Adverse effects associated with ingestion of herbal or nutritional supplements may be nonspecific and develop only after chronic use (5). Consequently, the risks for hepatotoxicity and other adverse effects associated with ingestion of these supplements may be difficult to determine and are probably underestimated. Health-care providers should question patients about their use of these products and inform them of the potential hazards of these products that are sometimes promoted as "natural" and therefore "safe." Reporting any adverse effects of herbal and nutritional supplement products to state or local public health authorities will assist in identifying and characterizing unknown or unanticipated side effects of these products.

References

  1. Rain MS. Earthway. 1st ed. New York: Pocket Books, 1992:95-206.

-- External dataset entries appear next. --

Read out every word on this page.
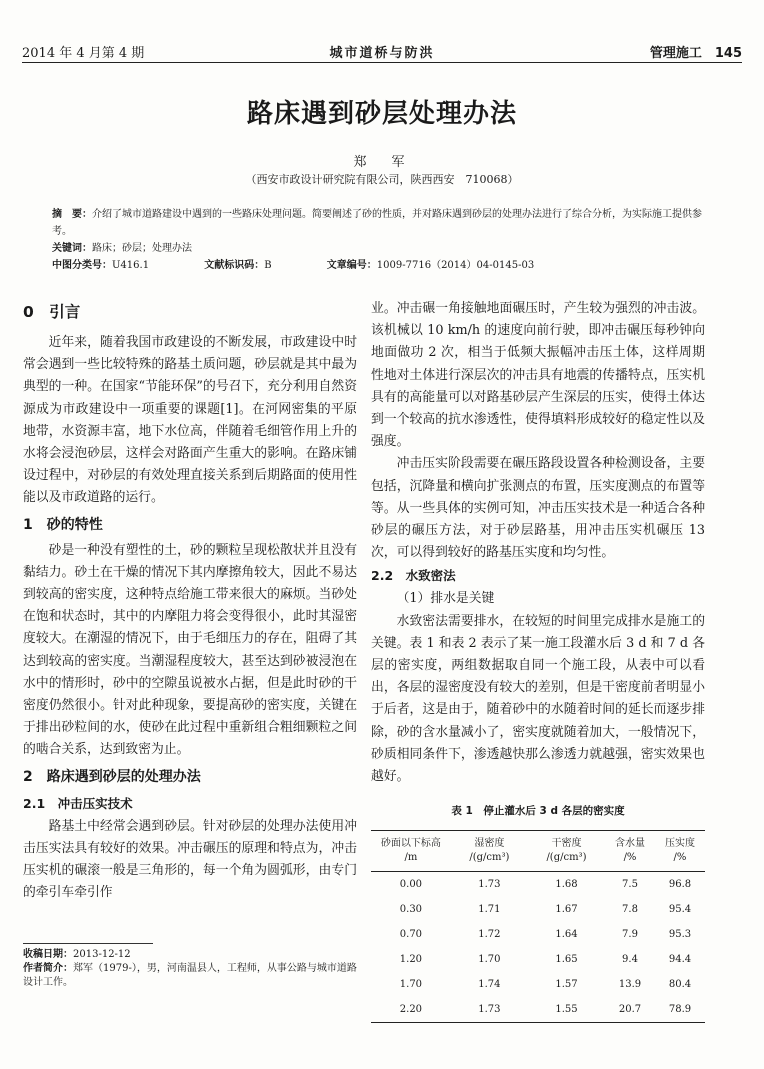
2014 年 4 月第 4 期	城市道桥与防洪	管理施工　145
路床遇到砂层处理办法
郑　军
（西安市政设计研究院有限公司，陕西西安　710068）
摘　要：介绍了城市道路建设中遇到的一些路床处理问题。简要阐述了砂的性质，并对路床遇到砂层的处理办法进行了综合分析，为实际施工提供参考。
关键词：路床；砂层；处理办法
中图分类号：U416.1	文献标识码：B	文章编号：1009-7716（2014）04-0145-03
0　引言

近年来，随着我国市政建设的不断发展，市政建设中时常会遇到一些比较特殊的路基土质问题，砂层就是其中最为典型的一种。在国家“节能环保”的号召下，充分利用自然资源成为市政建设中一项重要的课题[1]。在河网密集的平原地带，水资源丰富，地下水位高，伴随着毛细管作用上升的水将会浸泡砂层，这样会对路面产生重大的影响。在路床铺设过程中，对砂层的有效处理直接关系到后期路面的使用性能以及市政道路的运行。

1　砂的特性

砂是一种没有塑性的土，砂的颗粒呈现松散状并且没有黏结力。砂土在干燥的情况下其内摩擦角较大，因此不易达到较高的密实度，这种特点给施工带来很大的麻烦。当砂处在饱和状态时，其中的内摩阻力将会变得很小，此时其湿密度较大。在潮湿的情况下，由于毛细压力的存在，阻碍了其达到较高的密实度。当潮湿程度较大，甚至达到砂被浸泡在水中的情形时，砂中的空隙虽说被水占据，但是此时砂的干密度仍然很小。针对此种现象，要提高砂的密实度，关键在于排出砂粒间的水，使砂在此过程中重新组合粗细颗粒之间的啮合关系，达到致密为止。

2　路床遇到砂层的处理办法
2.1　冲击压实技术

路基土中经常会遇到砂层。针对砂层的处理办法使用冲击压实法具有较好的效果。冲击碾压的原理和特点为，冲击压实机的碾滚一般是三角形的，每一个角为圆弧形，由专门的牵引车牵引作

收稿日期：2013-12-12
作者简介：郑军（1979-），男，河南温县人，工程师，从事公路与城市道路设计工作。

业。冲击碾一角接触地面碾压时，产生较为强烈的冲击波。该机械以 10 km/h 的速度向前行驶，即冲击碾压每秒钟向地面做功 2 次，相当于低频大振幅冲击压土体，这样周期性地对土体进行深层次的冲击具有地震的传播特点，压实机具有的高能量可以对路基砂层产生深层的压实，使得土体达到一个较高的抗水渗透性，使得填料形成较好的稳定性以及强度。

冲击压实阶段需要在碾压路段设置各种检测设备，主要包括，沉降量和横向扩张测点的布置，压实度测点的布置等等。从一些具体的实例可知，冲击压实技术是一种适合各种砂层的碾压方法，对于砂层路基，用冲击压实机碾压 13 次，可以得到较好的路基压实度和均匀性。

2.2　水致密法

（1）排水是关键

水致密法需要排水，在较短的时间里完成排水是施工的关键。表 1 和表 2 表示了某一施工段灌水后 3 d 和 7 d 各层的密实度，两组数据取自同一个施工段，从表中可以看出，各层的湿密度没有较大的差别，但是干密度前者明显小于后者，这是由于，随着砂中的水随着时间的延长而逐步排除，砂的含水量减小了，密实度就随着加大，一般情况下，砂质相同条件下，渗透越快那么渗透力就越强，密实效果也越好。

表 1　停止灌水后 3 d 各层的密实度
砂面以下标高 /m	湿密度 /(g/cm³)	干密度 /(g/cm³)	含水量 /%	压实度 /%
0.00	1.73	1.68	7.5	96.8
0.30	1.71	1.67	7.8	95.4
0.70	1.72	1.64	7.9	95.3
1.20	1.70	1.65	9.4	94.4
1.70	1.74	1.57	13.9	80.4
2.20	1.73	1.55	20.7	78.9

  2. Grice HC, Becking G, Goodman T. Toxic properties of nordihydroguaiaretic acid. Food Cosmet Toxic 1968;6:155-61.

  3. Katz M, Saibil F. Herbal hepatitis: subacute hepatic necrosis secondary to chaparral leaf. J Clin Gastroenterol 1990;12:203-6.

  4. Larrey D, Vial T, Pauwels A, et al. Hepatitis after germander (Teucrium chamaedrys) administration: another instance of herbal medicine hepatotoxicity. Ann Intern Med 1992;117:129-32.

  5. Huxtable RJ. The myth of beneficent nature: the risks of herbal preparations. Ann Intern Med 1992;117:165-6.

  6. Philen RM, Ortiz DI, Auerbach S, Falk H. Survey of advertising for nutritional supplements in health and bodybuilding magazines. JAMA 1992;268:1008-11.